The background noise is a reminder that some of the Ukrainian Army’s positions are not far away. Neither are the targets the Russians are trying to hit. Oleksi, 40, the head of combat medics in a brigade, arrives from the front. “The most complicated thing,” he says, “is to organize evacuations among so many minefields, because they have to be done quickly and on foot.”
“Sometimes it takes up to six hours for them to get to us,” Eugene laments after supervising the operation on the amputee who arrived in the morning. “This one has arrived here after only an hour and a half. In Kherson the Russians didn’t have as much time to plant mines,” he notes. Eugene took a break from running his clinic between 2014 and 2015 to join the army in the war against the Donbas separatists, which has been rocking eastern Ukraine for nine years. “I have been out of surgery since 2015. It’s impossible to be both a surgeon and a hospital chief,” he says. The military team he now heads, the vast majority of whom were civilian personnel until early 2022, spent a month-long training period under NATO standards in Estonia.

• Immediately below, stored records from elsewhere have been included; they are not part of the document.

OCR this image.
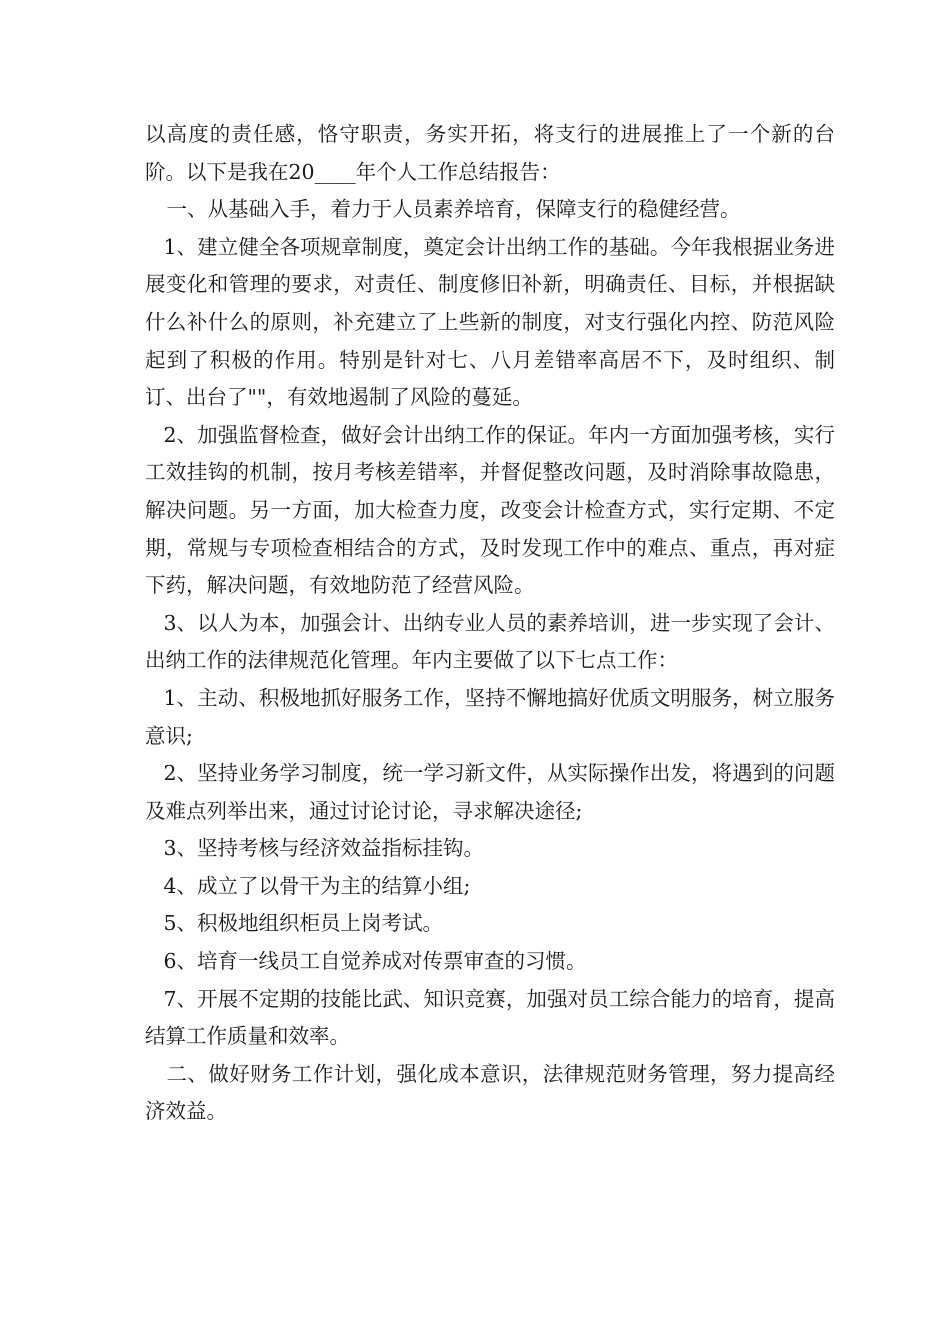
以高度的责任感，恪守职责，务实开拓，将支行的进展推上了一个新的台阶。以下是我在20____年个人工作总结报告：

一、从基础入手，着力于人员素养培育，保障支行的稳健经营。

1、建立健全各项规章制度，奠定会计出纳工作的基础。今年我根据业务进展变化和管理的要求，对责任、制度修旧补新，明确责任、目标，并根据缺什么补什么的原则，补充建立了上些新的制度，对支行强化内控、防范风险起到了积极的作用。特别是针对七、八月差错率高居不下，及时组织、制订、出台了""，有效地遏制了风险的蔓延。

2、加强监督检查，做好会计出纳工作的保证。年内一方面加强考核，实行工效挂钩的机制，按月考核差错率，并督促整改问题，及时消除事故隐患，解决问题。另一方面，加大检查力度，改变会计检查方式，实行定期、不定期，常规与专项检查相结合的方式，及时发现工作中的难点、重点，再对症下药，解决问题，有效地防范了经营风险。

3、以人为本，加强会计、出纳专业人员的素养培训，进一步实现了会计、出纳工作的法律规范化管理。年内主要做了以下七点工作：

1、主动、积极地抓好服务工作，坚持不懈地搞好优质文明服务，树立服务意识;

2、坚持业务学习制度，统一学习新文件，从实际操作出发，将遇到的问题及难点列举出来，通过讨论讨论，寻求解决途径;

3、坚持考核与经济效益指标挂钩。

4、成立了以骨干为主的结算小组;

5、积极地组织柜员上岗考试。

6、培育一线员工自觉养成对传票审查的习惯。

7、开展不定期的技能比武、知识竞赛，加强对员工综合能力的培育，提高结算工作质量和效率。

二、做好财务工作计划，强化成本意识，法律规范财务管理，努力提高经济效益。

At around 10 a.m., several vehicles arrive with wounded. Almost all of them are in shock and with severe burns, including to the head and face. The medical personnel remain calm. In a few minutes, some are already covered with scar tissue, bandaged like mummies and with the shrapnel removed. To do this, the medics unhesitatingly insert their fingers through the wounds and punctures. When they take out the pieces of metal, they offer them to the soldiers as souvenirs. It’s not yet midday and about 40 patients have already arrived. “It’s an easy, quiet day,” says Eugene in the midst of the hustle and bustle.
A while later, some of the soldiers who arrived with burns are already waiting at the back of the field hospital to be evacuated to Zaporizhzhia. A table made of pallet wood is set up for them, offering water, coffee, sweets, and cigarettes. In a ghostly-looking meeting in which they are grateful to be alive, several of them recount that they were in an armored vehicle when a Russian anti-tank missile hit them “full on.”
One of the soldiers, Iurii, 30, helps one of his comrades to drink water through a small hole that allows him to stick his tongue and lips out between the bandages. He lights a cigarette, takes out his cell phone and starts looking at photos that he shows to the reporter: “Look, this is my daughter Natacha, seven years old. And my wife is pregnant.”